STEEMAN, TOMÁS J.; WEINER, ANDREA M. J.; DAVID, ALDANA; CALCATERRA, NORA B.; ARMAS, PABLO

Workshop; Innovative therapeutic targets in non-canonical nucleic acids structures - winter international school; 2021

RNA guanine quadruplexes (G4s) may function as regulators of mRNAs metabolism, processing, and translation [1]. G4s formed within pre-miRNAs (precursors of microRNAs) may compete with the classical stem-loop structure and impair miRNA maturation [2]. Since miRNAs play important roles in the regulation of gene expression during embryonic development, here we use zebrafish embryos as a model to study in vivo G4 biological consequences on miRNA biogenesis and function. We performed an in silico search of putative G4 sequences (PQSs) in pre-miRNAs reported for zebrafish using the miRBase and Ensembl databases and the Quadparser program with the consensus G3-5N1-7G3-5N1-7G3-5N1-7G3-5N1-7. We identified one miRNA (miR-150) whose pre-miRNA contains an evolutionary conserved PQS that is part of the predicted stem-loop.

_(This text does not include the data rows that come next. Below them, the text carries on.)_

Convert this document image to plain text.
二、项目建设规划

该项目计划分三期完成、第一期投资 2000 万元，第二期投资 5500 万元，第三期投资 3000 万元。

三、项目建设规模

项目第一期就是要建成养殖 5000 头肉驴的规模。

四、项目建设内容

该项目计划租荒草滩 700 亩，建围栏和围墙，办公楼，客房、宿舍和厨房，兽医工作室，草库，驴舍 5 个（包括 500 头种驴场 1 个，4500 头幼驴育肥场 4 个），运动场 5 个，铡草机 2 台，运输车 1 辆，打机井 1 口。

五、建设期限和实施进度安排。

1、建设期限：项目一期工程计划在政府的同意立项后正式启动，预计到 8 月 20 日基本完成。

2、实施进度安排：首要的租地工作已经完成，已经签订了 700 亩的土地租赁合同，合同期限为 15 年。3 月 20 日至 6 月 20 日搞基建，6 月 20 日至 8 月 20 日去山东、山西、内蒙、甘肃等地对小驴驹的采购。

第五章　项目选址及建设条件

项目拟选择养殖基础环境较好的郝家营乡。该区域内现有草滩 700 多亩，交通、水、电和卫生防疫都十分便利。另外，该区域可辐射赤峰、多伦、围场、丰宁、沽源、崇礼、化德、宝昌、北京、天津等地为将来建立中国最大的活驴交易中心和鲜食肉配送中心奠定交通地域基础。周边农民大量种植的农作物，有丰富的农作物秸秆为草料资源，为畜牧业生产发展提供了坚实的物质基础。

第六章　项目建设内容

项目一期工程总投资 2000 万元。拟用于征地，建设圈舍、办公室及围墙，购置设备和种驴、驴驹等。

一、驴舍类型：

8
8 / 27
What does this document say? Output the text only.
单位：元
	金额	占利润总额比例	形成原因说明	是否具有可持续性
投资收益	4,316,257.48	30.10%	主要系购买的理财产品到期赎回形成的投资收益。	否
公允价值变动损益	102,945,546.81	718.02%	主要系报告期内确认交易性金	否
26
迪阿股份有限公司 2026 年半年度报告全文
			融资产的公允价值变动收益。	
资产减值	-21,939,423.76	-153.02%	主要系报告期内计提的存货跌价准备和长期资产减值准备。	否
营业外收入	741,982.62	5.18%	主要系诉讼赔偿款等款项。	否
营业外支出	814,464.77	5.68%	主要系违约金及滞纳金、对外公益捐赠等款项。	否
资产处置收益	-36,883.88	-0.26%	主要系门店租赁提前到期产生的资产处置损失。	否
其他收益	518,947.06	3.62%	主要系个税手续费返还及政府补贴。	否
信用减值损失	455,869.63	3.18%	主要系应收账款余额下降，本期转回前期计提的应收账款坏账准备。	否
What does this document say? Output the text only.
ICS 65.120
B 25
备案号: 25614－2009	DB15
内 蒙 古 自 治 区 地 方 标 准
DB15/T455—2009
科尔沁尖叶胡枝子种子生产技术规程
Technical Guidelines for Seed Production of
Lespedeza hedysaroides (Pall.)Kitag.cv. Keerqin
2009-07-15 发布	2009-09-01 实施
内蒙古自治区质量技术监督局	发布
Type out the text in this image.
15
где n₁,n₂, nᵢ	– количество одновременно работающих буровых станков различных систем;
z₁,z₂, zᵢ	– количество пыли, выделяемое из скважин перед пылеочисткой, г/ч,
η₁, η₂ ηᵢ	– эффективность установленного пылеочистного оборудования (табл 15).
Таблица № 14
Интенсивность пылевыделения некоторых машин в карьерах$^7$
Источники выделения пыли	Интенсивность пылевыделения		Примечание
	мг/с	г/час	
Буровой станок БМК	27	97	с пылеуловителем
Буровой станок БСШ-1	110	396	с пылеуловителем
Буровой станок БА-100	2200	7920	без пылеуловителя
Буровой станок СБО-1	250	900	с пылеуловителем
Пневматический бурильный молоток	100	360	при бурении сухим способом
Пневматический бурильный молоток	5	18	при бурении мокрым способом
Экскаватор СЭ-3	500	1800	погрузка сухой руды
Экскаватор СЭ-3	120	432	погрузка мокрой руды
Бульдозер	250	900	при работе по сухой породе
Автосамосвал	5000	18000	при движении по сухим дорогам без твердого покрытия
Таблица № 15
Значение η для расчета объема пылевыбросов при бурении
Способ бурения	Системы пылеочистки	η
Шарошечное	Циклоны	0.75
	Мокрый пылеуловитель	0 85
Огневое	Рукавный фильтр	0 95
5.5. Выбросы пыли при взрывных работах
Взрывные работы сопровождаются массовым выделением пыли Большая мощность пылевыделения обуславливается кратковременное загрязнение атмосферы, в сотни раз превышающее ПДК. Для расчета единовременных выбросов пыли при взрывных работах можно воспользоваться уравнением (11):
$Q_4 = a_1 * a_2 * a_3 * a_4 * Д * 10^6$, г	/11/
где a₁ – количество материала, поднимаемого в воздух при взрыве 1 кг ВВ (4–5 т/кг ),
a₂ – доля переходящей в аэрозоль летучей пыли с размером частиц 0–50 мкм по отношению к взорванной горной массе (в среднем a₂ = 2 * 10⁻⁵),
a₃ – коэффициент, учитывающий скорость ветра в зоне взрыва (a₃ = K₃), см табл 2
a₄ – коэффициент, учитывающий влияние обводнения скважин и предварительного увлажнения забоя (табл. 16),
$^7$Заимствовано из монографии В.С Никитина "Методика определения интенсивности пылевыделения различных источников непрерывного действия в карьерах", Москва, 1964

Through circular dichroism spectroscopy, we showed that this PQS folds in vitro as G4. One of the best described and conserved targets of miR-150 is c-myb, a gene involved in proliferation and differentiation of hematopoietic progenitors with a well-defined knock-down phenotype in zebrafish development [3-4]. We performed in vivo analysis of the function of the G4 structure through the overexpression by microinjection of the in vitro transcribed pre-miR-150 (capable of folding as G4) or 7dG-pre-miR-150 (unable to form G4, synthesized using the nucleotide analog 7-deaza-GTP instead of GTP) [5]. 7dG-pre-miR-150 injected embryos showed higher levels of miR-150 and lower levels of c-myb mRNA than those embryos injected with pre-miR-150. Moreover, larvae microinjected with 7dG-pre-miR-150 showed stronger phenotypes associated with c-myb loss-of-function (reduced eye size and larvae length). Results suggest that the G4 formed in pre-miR-150 may function in vivo as a regulatory structure that may compete with the stem-loop structure necessary for miRNA maturation. Future experiments will try to better characterize the structural relationship between G4 and stem-loop, as well as completing the in vivo analysis by characterization of more c-myb related phenotypes.